Interactions of protons with nuclei are modeled in a form that is suitable for Monte Carlo simulation of proton transport. The differential cross section (DCS) for elastic collisions of protons with neutral atoms is expressed as the product of the Rutherford DCS, which describes scattering by a bare point nucleus, and two correction factors that account for the screening of the nuclear charge by the atomic electrons and for the effect of the structure of the nucleus. The screening correction is obtained by considering the scattering of the projectile by an atom with a point nucleus and the atomic electron cloud described by a parameterization of the Dirac-Hartree-Fock-Slater self-consistent electron density. The DCS for scattering by this point nucleus atom is calculated by means of the eikonal approximation. The nuclear correction to the DCS for elastic collisions is calculated by conventional partial-wave analysis with a global optical-model potential that describes the interaction with the bare nucleus.
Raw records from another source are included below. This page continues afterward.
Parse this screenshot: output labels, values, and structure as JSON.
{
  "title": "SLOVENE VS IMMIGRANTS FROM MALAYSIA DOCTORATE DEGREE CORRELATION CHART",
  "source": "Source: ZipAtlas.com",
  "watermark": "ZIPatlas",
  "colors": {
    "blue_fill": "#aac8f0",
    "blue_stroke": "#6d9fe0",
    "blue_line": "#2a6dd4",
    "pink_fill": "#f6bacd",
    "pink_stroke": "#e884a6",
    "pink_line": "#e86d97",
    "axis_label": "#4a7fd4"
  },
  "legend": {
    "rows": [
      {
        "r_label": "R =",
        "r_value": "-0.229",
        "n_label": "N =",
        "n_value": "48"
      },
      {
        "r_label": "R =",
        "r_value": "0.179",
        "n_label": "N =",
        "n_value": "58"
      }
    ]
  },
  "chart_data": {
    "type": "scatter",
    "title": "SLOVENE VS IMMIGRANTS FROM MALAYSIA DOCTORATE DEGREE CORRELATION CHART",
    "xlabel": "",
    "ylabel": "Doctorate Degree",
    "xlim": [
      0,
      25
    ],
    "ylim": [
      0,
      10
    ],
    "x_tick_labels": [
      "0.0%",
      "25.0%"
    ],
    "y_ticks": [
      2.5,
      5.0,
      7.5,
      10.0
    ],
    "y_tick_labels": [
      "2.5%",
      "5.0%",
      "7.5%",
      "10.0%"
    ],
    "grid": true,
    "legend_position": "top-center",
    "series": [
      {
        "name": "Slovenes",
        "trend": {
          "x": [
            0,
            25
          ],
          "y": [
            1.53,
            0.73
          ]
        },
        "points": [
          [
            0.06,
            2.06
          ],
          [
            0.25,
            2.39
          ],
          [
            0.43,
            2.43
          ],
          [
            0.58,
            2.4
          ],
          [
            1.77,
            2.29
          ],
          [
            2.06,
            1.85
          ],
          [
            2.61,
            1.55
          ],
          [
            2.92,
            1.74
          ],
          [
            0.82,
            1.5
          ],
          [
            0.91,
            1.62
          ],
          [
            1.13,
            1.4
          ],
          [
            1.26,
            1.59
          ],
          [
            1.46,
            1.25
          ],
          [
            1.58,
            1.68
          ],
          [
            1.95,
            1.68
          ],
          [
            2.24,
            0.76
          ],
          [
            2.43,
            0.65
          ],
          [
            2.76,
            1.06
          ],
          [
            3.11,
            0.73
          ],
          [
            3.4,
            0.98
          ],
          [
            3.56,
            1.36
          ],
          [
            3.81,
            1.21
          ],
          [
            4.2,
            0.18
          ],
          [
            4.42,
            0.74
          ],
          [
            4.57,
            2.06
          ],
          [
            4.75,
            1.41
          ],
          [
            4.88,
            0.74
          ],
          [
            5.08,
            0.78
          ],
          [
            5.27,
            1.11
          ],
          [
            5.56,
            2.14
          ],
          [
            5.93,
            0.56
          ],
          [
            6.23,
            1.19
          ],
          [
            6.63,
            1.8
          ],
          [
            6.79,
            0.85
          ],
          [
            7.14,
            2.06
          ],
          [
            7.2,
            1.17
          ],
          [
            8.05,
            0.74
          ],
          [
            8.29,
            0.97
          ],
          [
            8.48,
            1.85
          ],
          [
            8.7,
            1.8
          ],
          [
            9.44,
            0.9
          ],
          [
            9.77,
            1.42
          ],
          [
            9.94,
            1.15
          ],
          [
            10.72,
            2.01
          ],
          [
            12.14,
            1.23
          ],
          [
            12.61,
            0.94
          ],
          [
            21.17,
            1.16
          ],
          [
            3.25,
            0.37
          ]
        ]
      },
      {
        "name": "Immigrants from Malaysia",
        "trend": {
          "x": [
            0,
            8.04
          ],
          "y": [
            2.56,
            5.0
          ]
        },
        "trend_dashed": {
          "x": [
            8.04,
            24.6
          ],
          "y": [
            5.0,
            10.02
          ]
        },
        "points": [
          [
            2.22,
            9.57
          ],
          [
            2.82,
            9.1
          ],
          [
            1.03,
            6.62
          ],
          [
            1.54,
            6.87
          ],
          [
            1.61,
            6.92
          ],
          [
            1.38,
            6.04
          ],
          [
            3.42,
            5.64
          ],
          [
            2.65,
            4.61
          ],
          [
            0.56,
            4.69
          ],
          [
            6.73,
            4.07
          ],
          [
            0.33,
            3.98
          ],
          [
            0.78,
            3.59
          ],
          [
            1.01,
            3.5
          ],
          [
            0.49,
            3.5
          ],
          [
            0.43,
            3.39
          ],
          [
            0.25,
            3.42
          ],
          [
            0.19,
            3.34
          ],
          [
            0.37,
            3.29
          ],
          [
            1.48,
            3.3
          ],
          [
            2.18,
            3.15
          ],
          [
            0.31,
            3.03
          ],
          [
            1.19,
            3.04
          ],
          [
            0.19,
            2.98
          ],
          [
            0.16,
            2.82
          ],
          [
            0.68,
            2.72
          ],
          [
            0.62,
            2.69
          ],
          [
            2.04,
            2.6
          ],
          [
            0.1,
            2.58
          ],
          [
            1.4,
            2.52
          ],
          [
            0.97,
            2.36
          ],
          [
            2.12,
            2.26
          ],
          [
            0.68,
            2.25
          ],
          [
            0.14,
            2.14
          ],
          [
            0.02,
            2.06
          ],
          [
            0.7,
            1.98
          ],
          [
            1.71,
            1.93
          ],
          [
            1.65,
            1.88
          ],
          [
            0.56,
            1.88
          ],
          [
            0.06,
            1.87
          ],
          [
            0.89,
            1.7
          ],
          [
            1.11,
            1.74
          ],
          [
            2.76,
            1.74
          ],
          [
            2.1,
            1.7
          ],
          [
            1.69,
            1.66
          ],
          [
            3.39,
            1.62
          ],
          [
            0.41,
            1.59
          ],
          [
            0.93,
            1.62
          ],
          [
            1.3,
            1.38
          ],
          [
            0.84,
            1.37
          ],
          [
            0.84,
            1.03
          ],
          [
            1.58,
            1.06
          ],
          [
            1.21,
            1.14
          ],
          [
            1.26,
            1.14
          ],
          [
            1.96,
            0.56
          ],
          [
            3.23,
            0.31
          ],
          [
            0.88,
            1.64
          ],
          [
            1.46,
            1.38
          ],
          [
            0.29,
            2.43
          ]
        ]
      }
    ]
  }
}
Inelastic interactions of the projectile with target nuclei are described by using information from data files in ENDF-6 format, which provide cross sections, multiplicities, and angle-energy distributions of all reaction products: light ejectiles (neutrons, protons, …), gammas, as well as recoiling heavy residuals. These interaction models and data have been used in the Monte Carlo transport code penh, an extension of the electron-gamma code penelope, which originally accounted for electromagnetic interactions only. The combined code system penh/penelope performs simulations of coupled electron-photon-proton transport. A few examples of simulation results are presented to reveal the influence of nuclear interactions on proton transport processes and on the calculation of dose distributions from proton beams.